А когда Паскаль попадал на Сентвильскую гору, он старался хорошенько разглядеть картину, о которой столько мечтал. Он старался на всё смотреть холодно, спокойно, всё замечал своими молодыми зоркими глазами, всё запоминал, вдыхая свежий воздух горных высот, и голова его оставалась совершенно ясной. Перед ним открывалась огромная воронка с изогнутыми неровными краями, испещрённая голубоватыми и тёмными полосами, вверху её окаймляла бахрома лесов, а внизу по её стенкам извивались белые петли дорог; с того гребня, откуда смотрел Паскаль, внизу виднелись отвесные скалы, без расселин, без уступов, и разбросанные по ним кустики какой-то розовой, опалённой солнцем, травы казались пятнами крови — следами падения великана, рухнувшего некогда с неба в этот кладезь чудес.

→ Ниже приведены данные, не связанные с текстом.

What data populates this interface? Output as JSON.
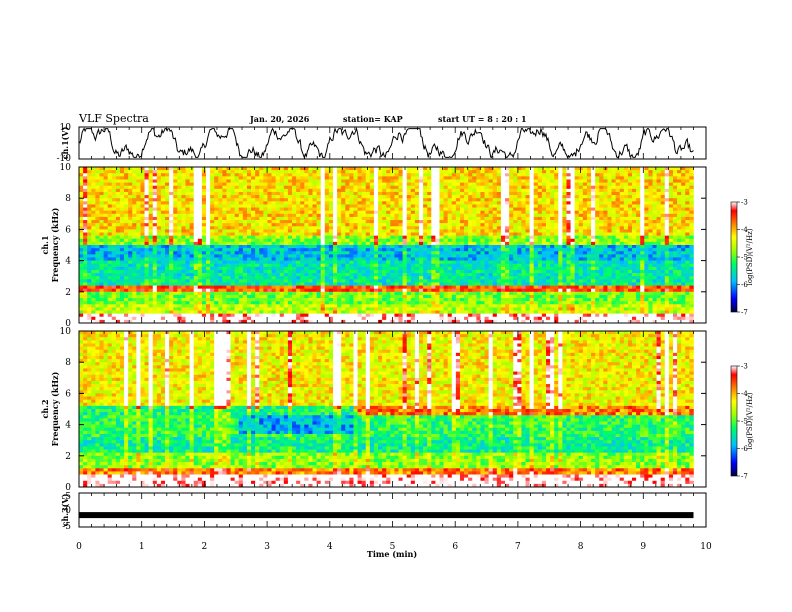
{
  "header": {
    "title": "VLF Spectra",
    "date": "Jan. 20, 2026",
    "station": "station= KAP",
    "start_ut": "start  UT  =   8  : 20 : 1"
  },
  "colors": {
    "background": "#ffffff",
    "axis": "#000000",
    "trace": "#000000"
  },
  "chart_data": [
    {
      "type": "line",
      "panel": "ch1-waveform",
      "ylabel": "ch.1(V)",
      "ylim": [
        -10,
        10
      ],
      "yticks": [
        10,
        -10
      ],
      "x_range_min": [
        0,
        9.8
      ],
      "note": "noisy voltage trace fluctuating roughly between -8 and 7 V"
    },
    {
      "type": "heatmap",
      "panel": "ch1-spectrogram",
      "ylabel_line1": "ch.1",
      "ylabel_line2": "Frequency (kHz)",
      "ylim": [
        0,
        10
      ],
      "yticks": [
        0,
        2,
        4,
        6,
        8,
        10
      ],
      "colorbar": {
        "label": "log(PSD)(V²/Hz)",
        "range": [
          -7,
          -3
        ],
        "ticks": [
          "-3",
          "-4",
          "-5",
          "-6",
          "-7"
        ],
        "colormap": [
          "#000040",
          "#0000ff",
          "#00c0ff",
          "#00ff60",
          "#a0ff00",
          "#ffff00",
          "#ff8000",
          "#ff0000",
          "#ffffff"
        ]
      },
      "bands_khz": [
        {
          "from": 0,
          "to": 0.6,
          "level": -2.9
        },
        {
          "from": 0.6,
          "to": 1.2,
          "level": -4.6
        },
        {
          "from": 1.2,
          "to": 2.0,
          "level": -4.9
        },
        {
          "from": 2.0,
          "to": 2.4,
          "level": -3.6
        },
        {
          "from": 2.4,
          "to": 4.0,
          "level": -5.5
        },
        {
          "from": 4.0,
          "to": 5.0,
          "level": -5.8
        },
        {
          "from": 5.0,
          "to": 5.6,
          "level": -4.8
        },
        {
          "from": 5.6,
          "to": 10.0,
          "level": -4.2
        }
      ]
    },
    {
      "type": "heatmap",
      "panel": "ch2-spectrogram",
      "ylabel_line1": "ch.2",
      "ylabel_line2": "Frequency (kHz)",
      "ylim": [
        0,
        10
      ],
      "yticks": [
        0,
        2,
        4,
        6,
        8,
        10
      ],
      "colorbar": {
        "label": "log(PSD)(V²/Hz)",
        "range": [
          -7,
          -3
        ],
        "ticks": [
          "-3",
          "-4",
          "-5",
          "-6",
          "-7"
        ]
      },
      "bands_khz": [
        {
          "from": 0,
          "to": 0.7,
          "level": -2.9
        },
        {
          "from": 0.7,
          "to": 1.2,
          "level": -3.8
        },
        {
          "from": 1.2,
          "to": 2.2,
          "level": -4.8
        },
        {
          "from": 2.2,
          "to": 3.3,
          "level": -5.4
        },
        {
          "from": 3.3,
          "to": 4.6,
          "level": -5.2
        },
        {
          "from": 4.6,
          "to": 5.2,
          "level": -3.8
        },
        {
          "from": 5.2,
          "to": 10.0,
          "level": -4.3
        }
      ]
    },
    {
      "type": "line",
      "panel": "ch3-waveform",
      "ylabel": "ch.3(V)",
      "ylim": [
        -5,
        5
      ],
      "yticks": [
        5,
        0,
        -5
      ],
      "constant_value": -1.5,
      "x_range_min": [
        0,
        9.8
      ]
    },
    {
      "type": "axis",
      "xlabel": "Time  (min)",
      "xlim": [
        0,
        10
      ],
      "xticks": [
        "0",
        "1",
        "2",
        "3",
        "4",
        "5",
        "6",
        "7",
        "8",
        "9",
        "10"
      ]
    }
  ]
}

Ниже неприступных краёв воронки, где стеной стояли утёсы, как воплощённый запрет, начиналась тёмная растительность неведомых мест. Затем склоны становились более пологими, появлялись луга, и, когда погода была ясная и дымка тумана не застилала даль, там можно было различить стада маленьких, точно игрушечных, овец — белых, коричневых, чёрных, и собаку, которая, как сумасшедшая, бегала между каменными глыбами, и крошечные хижинки бурого цвета. На другой стороне откосы воронки не доходили до той высоты, где стоял Паскаль — на полдороге её рассекала выемка, окаймлённая воздушными зелёными и голубоватыми деревьями; за этой прорезью, вероятно, высились вдалеке ещё горы, чувствовалось, что за скатами воронки должна быть ещё другая пропасть и другие круглые долины, издали же были видны лишь гребни скалистых вершин, совсем голые или с чёрными перелесками, похожими на гроздья цеплявшихся друг за друга муравьёв. Итак, над воронкой пейзаж расширялся, а на горизонте, подпирая друг друга плечом, хаотически громоздились горы, и Паскалю казалось, что вдали разложен длинный фантастический ряд огромных наполеоновских треуголок. Горы эти были песочного цвета, всё более светлого оттенка, и всё выше поднимались в небо. Самые верхние макушки уже нельзя было отличить от облаков. В полдень они были залиты ярким светом, они грелись на солнце, как ящерицы.